With his Grande Família project, Marrow has created a spectacular new ensemble that hopefully he will continue to write for.
Self Release in support of World Child Cancer
Click to buy
Billy Marrows – guitar/baritone guitar and compositions; Teresa Macedo Ferreira – viola; Dijan Mbanu – flute; Jonas Mbanu – electric bass; Angus Bayley – piano; Gustavo Clayton Marucci – clarinet and bass clarinet; Chris Williams – alto sax; Tom Ridout – soprano, tenor and clarinet; Mike Soper – trumpet; Olli Martin – trombone; Anna Drysdale – French horn; Greg Sanders – shaker and producer
Recorded 27 June & 27 August 2023
This is a very personal album for guitarist and composer, Billy Marrows and one that carries with it loss and sadness. The recording is dedicated to and in memory of his mother Penny, who died of pancreatic cancer in August 2023 and sadly did not get to hear the finished recording.
The genesis of the album came about when Billy, his girlfriend Theresa and his cousins performed at a family gathering in April last year shortly after Penny’s diagnosis. As she enjoyed the music so much the guitarist decided to record the album and release it and donate all proceeds from sales to the World Child Cancer charity that helps support children with cancer around the globe, and especially those most in need.
The resulting album is a triumph, and features Marrows’s new band Grande Família and original music is indeed a wonderful tribute to Penny and a celebration of family. There is nothing but joy and happiness that is conveyed throughout, and the arrangements prepared by Marrows are rich in colour and detail for the various instrumental groupings presented.
The music features the 12-piece chamber jazz group that refuses to be confined with any single genre, and whether playing as one large ensemble or smaller groups the music has its own distinctive sound. This is in part due to the unusual instrumentation that is sometimes deployed and certainly in Marrows’s at times unconventional writing.
This is not a criticism, but a virtue. So much so, that on first hearing I was not sure to make of the album. It is much to Marrows’s credit that he feeds the listener enough on the first hearing to want to repeat the experience, and on each further playing of the album more and more is revealed.
The arrangements are cleverly conceived, each seemingly to reveal little snippets of ideas that only come together in all their elegance as one becomes familiar with the guitarist’s tonal palette and sense of structure that is integral to each of the ensemble pieces.
The sheer depth of the writing is heard to wonderful effect on ‘Nights Are Drawing In’ and the use of trombone and French horn, along with bass clarinet give a startingly fresh sound in the lower registers of the ensemble.
‘A Grande Família’ has some lovely writing for flute, accompanied by subtle shadings from the horns and Billy’s sparse guitar lines, and the use of shaker and voices is a stroke of genius, and the use of brass and strings on ‘L’Heroïsme’ is a delight given additional gravitas by Tom Ridout’s tenor saxophone.
The album is bookended by two solo guitar pieces, the title track which Penny got to hear, and an exquisite and touching reading of ‘Shenondoah’ which sadly she did not.

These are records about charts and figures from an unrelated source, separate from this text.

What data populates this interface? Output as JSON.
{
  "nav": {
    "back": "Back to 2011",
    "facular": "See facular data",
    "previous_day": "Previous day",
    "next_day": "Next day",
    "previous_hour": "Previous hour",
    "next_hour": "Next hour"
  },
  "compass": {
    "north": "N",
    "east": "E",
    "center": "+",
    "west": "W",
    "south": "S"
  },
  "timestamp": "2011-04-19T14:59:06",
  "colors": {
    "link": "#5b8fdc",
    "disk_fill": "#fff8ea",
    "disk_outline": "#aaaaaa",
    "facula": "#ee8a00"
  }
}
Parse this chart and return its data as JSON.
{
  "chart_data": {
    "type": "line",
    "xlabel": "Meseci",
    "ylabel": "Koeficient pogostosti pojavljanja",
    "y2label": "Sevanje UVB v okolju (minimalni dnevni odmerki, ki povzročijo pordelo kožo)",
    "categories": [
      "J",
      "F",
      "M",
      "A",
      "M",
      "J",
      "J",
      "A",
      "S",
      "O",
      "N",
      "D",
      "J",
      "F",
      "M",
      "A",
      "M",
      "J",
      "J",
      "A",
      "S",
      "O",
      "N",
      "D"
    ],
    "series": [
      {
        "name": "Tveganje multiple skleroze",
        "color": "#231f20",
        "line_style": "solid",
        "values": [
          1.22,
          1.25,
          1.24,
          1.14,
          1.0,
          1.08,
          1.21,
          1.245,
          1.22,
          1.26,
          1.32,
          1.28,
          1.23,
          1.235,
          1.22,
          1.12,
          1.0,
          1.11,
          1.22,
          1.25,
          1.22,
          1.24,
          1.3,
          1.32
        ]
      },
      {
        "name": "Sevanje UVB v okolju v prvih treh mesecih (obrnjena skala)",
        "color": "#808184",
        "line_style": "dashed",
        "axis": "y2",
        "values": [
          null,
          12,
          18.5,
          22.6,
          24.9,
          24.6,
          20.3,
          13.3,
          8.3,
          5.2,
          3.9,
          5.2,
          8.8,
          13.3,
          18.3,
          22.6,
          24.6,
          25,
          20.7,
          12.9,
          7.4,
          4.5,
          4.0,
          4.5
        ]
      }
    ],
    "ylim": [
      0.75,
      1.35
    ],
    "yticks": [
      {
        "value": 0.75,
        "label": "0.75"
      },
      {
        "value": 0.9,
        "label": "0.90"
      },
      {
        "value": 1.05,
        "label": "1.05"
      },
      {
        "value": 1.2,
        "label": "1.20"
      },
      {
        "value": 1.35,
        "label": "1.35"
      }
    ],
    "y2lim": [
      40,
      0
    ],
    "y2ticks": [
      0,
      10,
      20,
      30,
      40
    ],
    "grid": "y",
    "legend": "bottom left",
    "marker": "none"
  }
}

Marrows’s had also written several other solo vignettes for guitar that are interspersed throughout the album, each of which gives an indication of the compositional process that can be heard in the ensemble pieces.
With his Grande Família project, Marrow has created a spectacular new ensemble that hopefully he will continue to write for. However, in closing I cannot but direct attention to ‘February (anjo) and a touching duet for guitar and viola and performed by Billy and his girlfriend Teresa.